The United States Forest Service came into existence in 1905 when forest reserves were transferred from the Department of the Interior into the care of the Department of Agriculture. In the early years management focused on protecting the lands from overgrazing, fighting wildfires, protecting wildlife, and promoting recreation. During the middle of the 20th century the forest service saw an increase demand in the areas of timber production and recreation. Today’s Forest Service is still heavily involved in all of these areas of forest management but has taken a more holistic approach to its practices.
But to many people there is no apparent difference between the Forest Service and the Park Service. And why would there be? Like me, the majority of visitors’ experiences in National Parks and National Forests are very similar; they range from hiking in the backcountry, enjoying vistas from roadside viewpoints to camping at developed sites. But the Forest Service differs from the Park Service in its multiple use mandate. Sure, recreation is a huge portion of what the Forest Service does but there are a lot of other goals the forest service must consider in its management practices.
This can be seen in the Forest Service mission: “Sustain the health, diversity, and productivity of the Nation’s forests and grasslands to meet the needs of present and future generations.”
The Forest Service is not only interested in preservation for the sake of preservation but to also manage the land as a resource; it is also involved in timber, mining, grazing, fish and game. I feel thankful that in my experience working for the Entiat Ranger District I was able to gain an appreciation for the breadth of work that goes on within the Forest Service. While most of my work with the Forest Service would fall under the category of recreation, I feel even these experiences are extremely varied and provided me with a fuller understanding of how the Forest Service operates compared to, say, the National Park Service.
Even within recreation many types of varied use are encouraged and facilitated. The Entiat Ranger District is home to a network of multi-use trails which allow for mountain bike, hiker, motorcycle, and horse use. On rangering patrols in these areas we were responsible for making contacts with various types of users. On one particular hitch in the Upper Mad River area, a series of multi-use trails, Mike and I were sent out to inform motorbike users of an ongoing 100 mile/100k race in order to ensure the safety of all types of users. Recently hunting season has begun in Entiat, and we were sent out to make contacts with hunters in dispersed sites. It was this type of work that made up the majority of our season but trail work was also a significant portion of our work.
When working alongside the trail crews of the Entiat Ranger District and the Chelan Ranger District I was able to develop an understanding of all that goes into maintaining the trails.

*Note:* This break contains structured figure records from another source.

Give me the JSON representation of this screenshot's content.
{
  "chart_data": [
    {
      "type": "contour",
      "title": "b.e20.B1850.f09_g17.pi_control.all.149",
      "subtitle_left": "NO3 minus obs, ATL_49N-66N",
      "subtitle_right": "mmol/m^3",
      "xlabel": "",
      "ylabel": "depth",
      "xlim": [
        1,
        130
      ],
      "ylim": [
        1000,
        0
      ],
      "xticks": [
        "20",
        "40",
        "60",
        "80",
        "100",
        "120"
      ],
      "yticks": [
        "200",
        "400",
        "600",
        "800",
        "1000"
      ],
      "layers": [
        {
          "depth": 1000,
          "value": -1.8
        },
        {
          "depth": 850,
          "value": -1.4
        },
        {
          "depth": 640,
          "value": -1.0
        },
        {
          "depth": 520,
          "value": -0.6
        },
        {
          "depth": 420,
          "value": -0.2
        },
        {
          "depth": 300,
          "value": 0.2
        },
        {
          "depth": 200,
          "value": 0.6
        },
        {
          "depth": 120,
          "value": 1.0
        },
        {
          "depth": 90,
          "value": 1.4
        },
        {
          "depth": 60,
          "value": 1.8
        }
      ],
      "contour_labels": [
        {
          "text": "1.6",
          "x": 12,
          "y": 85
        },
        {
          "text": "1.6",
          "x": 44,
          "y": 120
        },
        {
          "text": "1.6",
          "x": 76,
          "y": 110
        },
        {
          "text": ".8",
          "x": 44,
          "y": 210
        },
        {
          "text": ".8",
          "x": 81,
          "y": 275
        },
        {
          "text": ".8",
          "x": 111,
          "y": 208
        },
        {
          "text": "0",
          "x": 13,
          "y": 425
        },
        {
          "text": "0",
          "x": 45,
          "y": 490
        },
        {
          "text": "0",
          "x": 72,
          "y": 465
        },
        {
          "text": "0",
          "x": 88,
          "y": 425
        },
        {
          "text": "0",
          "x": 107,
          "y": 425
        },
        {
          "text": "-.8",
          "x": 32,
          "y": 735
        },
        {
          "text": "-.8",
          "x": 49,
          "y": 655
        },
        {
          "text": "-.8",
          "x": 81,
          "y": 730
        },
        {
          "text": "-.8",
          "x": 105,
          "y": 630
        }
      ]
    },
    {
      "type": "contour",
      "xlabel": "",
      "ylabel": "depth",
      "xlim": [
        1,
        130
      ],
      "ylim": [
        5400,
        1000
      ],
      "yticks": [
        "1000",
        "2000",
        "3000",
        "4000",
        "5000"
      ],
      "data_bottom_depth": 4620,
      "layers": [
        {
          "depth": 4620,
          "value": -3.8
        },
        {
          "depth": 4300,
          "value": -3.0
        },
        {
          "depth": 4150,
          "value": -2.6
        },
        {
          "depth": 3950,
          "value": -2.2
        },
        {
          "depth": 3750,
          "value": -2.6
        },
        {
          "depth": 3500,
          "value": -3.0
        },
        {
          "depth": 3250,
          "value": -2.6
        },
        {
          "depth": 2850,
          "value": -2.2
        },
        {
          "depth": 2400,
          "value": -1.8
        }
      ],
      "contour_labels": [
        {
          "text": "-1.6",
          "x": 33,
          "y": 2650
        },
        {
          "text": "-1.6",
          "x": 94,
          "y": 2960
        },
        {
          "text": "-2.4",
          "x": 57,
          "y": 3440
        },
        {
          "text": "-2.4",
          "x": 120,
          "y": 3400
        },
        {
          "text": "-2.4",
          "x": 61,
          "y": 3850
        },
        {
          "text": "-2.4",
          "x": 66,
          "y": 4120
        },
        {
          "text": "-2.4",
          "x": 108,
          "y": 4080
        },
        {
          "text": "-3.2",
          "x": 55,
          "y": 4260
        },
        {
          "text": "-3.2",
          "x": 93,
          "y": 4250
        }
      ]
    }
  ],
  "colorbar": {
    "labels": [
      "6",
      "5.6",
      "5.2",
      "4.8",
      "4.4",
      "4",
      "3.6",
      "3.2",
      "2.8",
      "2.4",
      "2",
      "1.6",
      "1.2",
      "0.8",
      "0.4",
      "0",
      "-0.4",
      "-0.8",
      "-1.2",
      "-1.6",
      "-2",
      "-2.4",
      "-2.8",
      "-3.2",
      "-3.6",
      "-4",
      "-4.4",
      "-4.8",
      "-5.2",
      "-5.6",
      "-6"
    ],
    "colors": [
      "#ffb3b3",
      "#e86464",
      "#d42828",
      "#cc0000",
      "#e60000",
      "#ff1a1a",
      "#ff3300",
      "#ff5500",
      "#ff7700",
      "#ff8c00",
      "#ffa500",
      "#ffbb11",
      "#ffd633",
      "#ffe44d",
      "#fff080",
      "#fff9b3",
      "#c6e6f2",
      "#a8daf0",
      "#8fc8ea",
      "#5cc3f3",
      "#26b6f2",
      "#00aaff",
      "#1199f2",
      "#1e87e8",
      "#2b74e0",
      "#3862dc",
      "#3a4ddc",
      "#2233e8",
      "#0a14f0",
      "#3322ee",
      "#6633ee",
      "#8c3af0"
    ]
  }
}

While working with the trail crew I helped with logout, building and maintaining tread, and digging drainage. In the final weeks of the season I participated in a portion of a bridge project which involved nearly a week’s worth of work spent just pulling logs into position using a grip hoist and a chainsaw winch. Normally the logs would be taken from nearby but in the interest of not disturbing Spotted Owl habitat the logs were brought in from a site farther away. While these considerations may slow the completion of the project they are an example of the holistic approach the Forest Service must take in its management practices. As someone who had spent a lot of time hiking on maintained trails but never participating in any sort of trail work prior to this season I definitely did not appreciate the amount of effort that goes into maintaining a trail, much less building one. With such a large portion of the Forest Service budget going into wildland firefighting, resources that may have gone to maintaining trails will be spent fighting fires or preparing land for prescribed burns. Early in the season Mike and I went with the fire crew to a prescribed burn area to help the crew prepare the area for the burn.
Fire and recreation are the largest expenditures within the Forest Service but many other smaller crews are doing work within the district. To name a few, there is a weeds crew that goes out to control the spread of invasive weeds, a timber crew that surveys the forest and collects cones for seeds and a crew of biologists responsible for stream surveys among other things. The work done by all of these different divisions is done in order to realize the mandate of the Forest Service. It’s safe to say there is a lot going on behind the scenes.